Here we look at recent changes to the double tax avoidance agreement between Ireland and New Zealand, which are intended to incorporate numerous elements of the OECD's base erosion and profit shifting (BEPS) final recommendations.
The BEPS Multilateral Instrument (MLI)
The Multilateral Convention to Implement Tax Treaty Related Measures to Prevent Base Erosion and Profit Shifting, to give the MLI its full title, was developed through negotiations involving more than 100 countries and jurisdictions as part of the OECD's BEPS project.
It is intended to enable countries to add BEPS-related amendments to their tax treaties without having to renegotiate treaties on a country-by-country basis – something that would have taken several years to achieve.

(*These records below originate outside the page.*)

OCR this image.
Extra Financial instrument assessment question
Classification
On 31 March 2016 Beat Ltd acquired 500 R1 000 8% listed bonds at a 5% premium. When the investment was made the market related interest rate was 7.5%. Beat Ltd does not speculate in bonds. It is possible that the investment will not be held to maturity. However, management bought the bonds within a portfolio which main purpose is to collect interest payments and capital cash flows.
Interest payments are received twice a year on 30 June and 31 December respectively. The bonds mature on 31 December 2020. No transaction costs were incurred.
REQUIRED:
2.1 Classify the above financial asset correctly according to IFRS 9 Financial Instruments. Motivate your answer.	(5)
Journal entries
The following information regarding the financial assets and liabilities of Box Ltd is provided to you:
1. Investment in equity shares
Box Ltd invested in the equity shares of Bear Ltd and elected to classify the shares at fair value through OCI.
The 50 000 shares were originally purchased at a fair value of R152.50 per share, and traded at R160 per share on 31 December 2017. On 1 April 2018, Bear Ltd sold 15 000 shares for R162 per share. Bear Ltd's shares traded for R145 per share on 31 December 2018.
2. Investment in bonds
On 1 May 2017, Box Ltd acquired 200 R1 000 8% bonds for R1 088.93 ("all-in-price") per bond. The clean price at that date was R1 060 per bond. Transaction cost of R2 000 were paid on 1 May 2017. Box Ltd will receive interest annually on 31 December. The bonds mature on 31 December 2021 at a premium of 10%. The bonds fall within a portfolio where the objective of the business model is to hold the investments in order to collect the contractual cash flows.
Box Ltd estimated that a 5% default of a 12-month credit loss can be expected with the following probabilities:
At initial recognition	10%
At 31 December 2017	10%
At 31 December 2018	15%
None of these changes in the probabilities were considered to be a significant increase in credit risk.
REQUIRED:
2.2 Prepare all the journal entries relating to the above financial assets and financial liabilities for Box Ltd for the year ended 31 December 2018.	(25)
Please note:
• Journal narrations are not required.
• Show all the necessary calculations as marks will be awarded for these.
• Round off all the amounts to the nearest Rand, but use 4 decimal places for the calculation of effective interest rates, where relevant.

The MLI entered into force on July 1, 2018, and now covers almost 100 jurisdictions.
The salient amendments to the Ireland-New Zealand tax treaty are summarised in the following sections.
The treaty features a new preamble, which states that its purpose is to eliminate double taxation while also preventing opportunities for non-taxation or reduced taxation through tax evasion or avoidance.
Dual resident entities
Article 4 of the MLI deals with dual resident entities. In cases where a company is a resident in both states, the countries must reach a mutual agreement on the location of the company's residence, considering factors such as the company's effective place of management and the place where it is incorporated, among other things. In the absence of such an agreement, a taxpayer may not be entitled to the treaty's tax reliefs.
Permanent Establishment Status
Key to determining whether an entity has a taxable presence in a certain country is whether it has established a permanent establishment there. Article 13 of the MLI seeks to prevent the artificial avoidance of PE status through specific activity exemptions.
In short, under this amendment, an enterprise or closely related enterprise with a fixed place of business in either country will be considered a permanent establishment there, unless the specifically excluded activities undertaken are of a preparatory or auxiliary nature.
The treaty includes provisions from Article 9 of the MLI, which allows gains derived by a resident of one country from the sale of shares or comparable interests (e.g., interests in a partnership or trust), to be taxed in the other country if, at any time during the preceding 365 days these shares or comparable interests derived more than 50% of their value from immovable property situated in that other country.
Mutual Agreement Procedure (MAP) and Arbitration
The updated treaty incorporates improved provisions on Mutual Agreement Procedure dispute resolution, from Article 16 of the MLI. The MAP provides a mechanism for two or more countries to resolve a dispute arising from the legal interpretation of a double tax avoidance agreement. Usually, such disputes involve double taxation, where the same profits have been taxed by both parties to a tax treaty.
In cases where a resolution cannot be found within two years of the initiation of a MAP, the taxpayer may submit a request for the case to be resolved by an independent arbitration panel, whose decision will be final.
The modifications outlined above are effective from January 1, 2020, for taxes withheld at source, and from November 1, 2019, for all other taxes.